Sabah erken saatte yola çıktık ve otoyol üzerindeki Berceste'de buluşup yolda devam ettik. Yolun çoğunda otoyolu kullandık ve Akyazı sapağından çıkış yaptık. Yolun tamamını uzun uzun anlatmaya gerek olduğunu sanmıyorum, bazı kamp yerlerinin aksine Google Maps'in verdiği rota sizi göle kadar çıkarıyor. Sadece son köyün içerisine geldiğinizde birden sağ tarafa doğru ufak bir Sülüklü Göl tabelası var, onu kaçırmamak için dikkatli olmanızı öneririm. Sonrasında da tabiat parkı tabelaları başlıyor ve yol stabilizeye dönüyor. Bunlar doğru yolda olduğunuza delalet. :) Yolun bundan sonraki kısmı dar ve biraz bozuk. Yine de oldukça dolu bir otomobilin sorunsuz ulaşabileceği kadar yeterli. Yolun bir kısmının üzerinden akan derenin içerisinden geçerken soldaki çağlayan dikkatinizi dağıtabilir. Merak etmeyin, yol ve arabanızın altı size aslında nereye odaklanmanız gerektiğini seve seve hatırlatacaklardır. :)

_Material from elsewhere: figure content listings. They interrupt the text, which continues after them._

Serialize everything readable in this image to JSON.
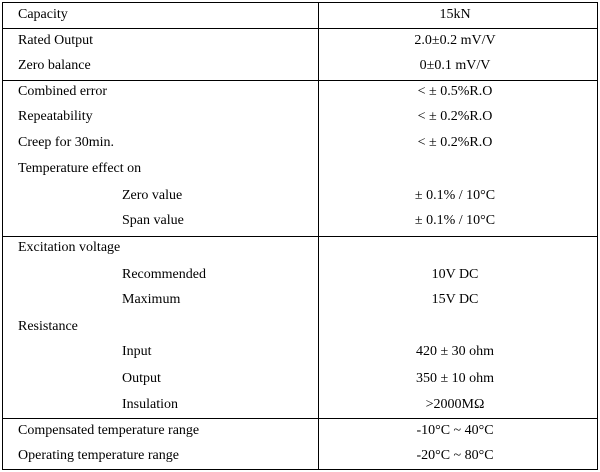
{
  "table": {
    "sections": [
      {
        "rows": [
          {
            "label": "Capacity",
            "value": "15kN"
          }
        ]
      },
      {
        "rows": [
          {
            "label": "Rated Output",
            "value": "2.0±0.2 mV/V"
          },
          {
            "label": "Zero balance",
            "value": "0±0.1 mV/V"
          }
        ]
      },
      {
        "rows": [
          {
            "label": "Combined error",
            "value": "< ± 0.5%R.O"
          },
          {
            "label": "Repeatability",
            "value": "< ± 0.2%R.O"
          },
          {
            "label": "Creep for 30min.",
            "value": "< ± 0.2%R.O"
          },
          {
            "label": "Temperature effect on"
          },
          {
            "label": "Zero value",
            "value": "± 0.1% / 10°C"
          },
          {
            "label": "Span value",
            "value": "± 0.1% / 10°C"
          }
        ]
      },
      {
        "rows": [
          {
            "label": "Excitation voltage"
          },
          {
            "label": "Recommended",
            "value": "10V DC"
          },
          {
            "label": "Maximum",
            "value": "15V DC"
          },
          {
            "label": "Resistance"
          },
          {
            "label": "Input",
            "value": "420 ± 30 ohm"
          },
          {
            "label": "Output",
            "value": "350 ± 10 ohm"
          },
          {
            "label": "Insulation",
            "value": ">2000MΩ"
          }
        ]
      },
      {
        "rows": [
          {
            "label": "Compensated temperature range",
            "value": "-10°C ~ 40°C"
          },
          {
            "label": "Operating temperature range",
            "value": "-20°C ~ 80°C"
          }
        ]
      }
    ]
  }
}
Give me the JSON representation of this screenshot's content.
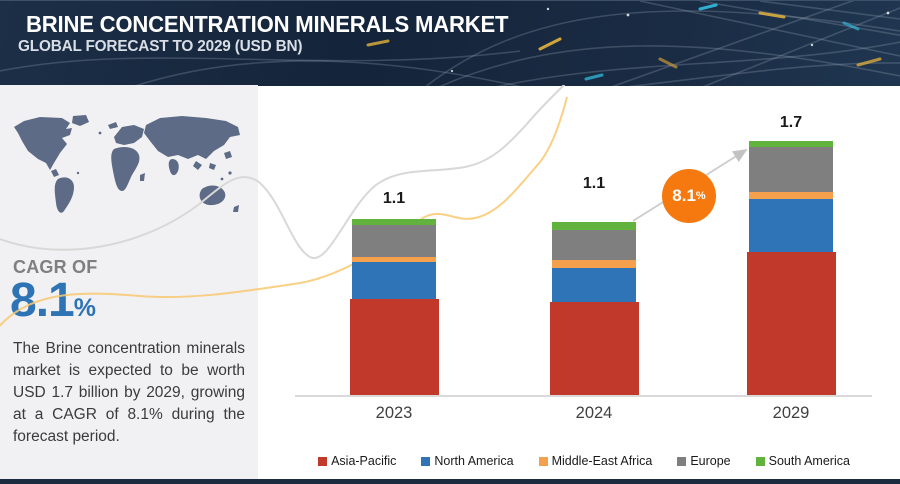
{
  "header": {
    "title": "BRINE CONCENTRATION MINERALS MARKET",
    "subtitle": "GLOBAL FORECAST TO 2029 (USD BN)"
  },
  "sidebar": {
    "cagr_label": "CAGR OF",
    "cagr_value": "8.1",
    "cagr_unit": "%",
    "description": "The Brine concentration minerals market is expected to be worth USD 1.7 billion by 2029, growing at a CAGR of 8.1% during the forecast period."
  },
  "growth_badge": {
    "value": "8.1",
    "unit": "%"
  },
  "colors": {
    "header_bg": "#16263c",
    "sidebar_bg": "#f1f1f3",
    "map_fill": "#5d6b86",
    "accent_blue": "#2e74b5",
    "badge_orange": "#f5790f",
    "axis_gray": "#d9d9d9",
    "wave_gray": "#d8d8d8",
    "wave_yellow": "#f8c86f"
  },
  "chart_data": {
    "type": "bar",
    "stacked": true,
    "title": "Brine Concentration Minerals Market, Global Forecast (USD BN)",
    "categories": [
      "2023",
      "2024",
      "2029"
    ],
    "totals": [
      1.1,
      1.1,
      1.7
    ],
    "total_labels": [
      "1.1",
      "1.1",
      "1.7"
    ],
    "series": [
      {
        "name": "Asia-Pacific",
        "color": "#c0392b",
        "values": [
          0.6,
          0.59,
          0.96
        ]
      },
      {
        "name": "North America",
        "color": "#2e74b6",
        "values": [
          0.23,
          0.22,
          0.35
        ]
      },
      {
        "name": "Middle-East Africa",
        "color": "#f5a04c",
        "values": [
          0.03,
          0.05,
          0.05
        ]
      },
      {
        "name": "Europe",
        "color": "#7f7f7f",
        "values": [
          0.2,
          0.19,
          0.3
        ]
      },
      {
        "name": "South America",
        "color": "#62b33e",
        "values": [
          0.04,
          0.05,
          0.04
        ]
      }
    ],
    "xlabel": "",
    "ylabel": "USD BN",
    "ylim": [
      0,
      1.8
    ],
    "grid": false,
    "legend_position": "bottom",
    "cagr_annotation": "8.1%"
  }
}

Yolun son kısmı her ne kadar bozuk olsa da, inanılmaz görüntüleri de beraberinde getiriyor. Biz ara ara durup kendimizi bu güzelliklere bakmaktan alıkoyamadık. Bu yolun sonunda Sülüklü Göl Tabiat Parkı tabelasını ve giriş kapısını göreceksiniz. Bu kapının hemen yanında tuvaletler bulunuyor. Tuvaletler bizim gittiğimiz dönemde oldukça pisti ama diğer alternatifler göz önüne alındığında daha güvenli bir alternatif olduğu ortada. :) Tuvaletin hemen yanında bir çeşme var. Eğer siz de bizim gibi buraya yakın bir yerde kamp kurarsanız, bu çeşmeyi kullanabilirsiniz. Bizim kamp yaptığımız yerin tam yanında da bir çeşme vardı fakat bizim gittiğimiz dönemde su akmıyordu. Biz gittiğimizde iki farklı alanda kamp yapıldığı gördük, bunlardan birisi girişte yol ikiye ayrıldıktan sonra sol kolun 50m ilerisinde kalan kısım ki biz de burada konumlandık. Bunun dışında sol taraftan ilerlediğimizde kamp yapan kişiler de vardı ama burada diğer kamp yapanlarla çok yan yana olacağımız için tercih etmedik. Bizim tercih etmediğimiz tarafta göl kıyısında kamp yapanların yeri hakikaten çok güzeldi. Biz gitmeden önce gözüme çarpan kısım da açıkçası orasıydı ama bu seferlik olmadı. :) Yine bu tarafta göl kenarını değil de orman tarafını tercih edenler de vardı. Eğer ormana yakın taraflarda kamp yapmayı düşünüyorsanız, doğal yaşamın ziyaretlerine karşı hazırlıklı olmanızda fayda var. Tek ricamız, bizimle aynı zamanda kamp yapan arkadaşlar gibi suyunu çıkaracak kadar ateş etmemeniz. O hayvanlar zaten ilk ateş edildiği anda kaçmış olacaklar. Dolayısıyla bundan sonrası diğer insanları rahatsız etmekten başka bir işe yaramaz. Güvenli olmakta fayda var elbette ama yabancı bir blogda, çocukluğumuzda bayramlarda bakkallardan satın aldığımız torpillerin de bu anlamda iş göreceği yazıyordu. Arada bir tane yakıp gürültü yapmak da işinizi görebilir. :) Bizim kamp yaptığımız yerin ilerisine doğru yol devam ediyordu ve o tarafa giden ya da en azından deneyen araçlar da oldu. Yolun belli kısımlarında ciddi derin çamur olduğundan, altınızda bir arazi aracı yoksa tavsiye etmiyoruz. Eminim gurur yapıp 3.20 BMW'si ile oradan geçmeye çalışan arkadaş da sonradan çok pişman olmuştur. :)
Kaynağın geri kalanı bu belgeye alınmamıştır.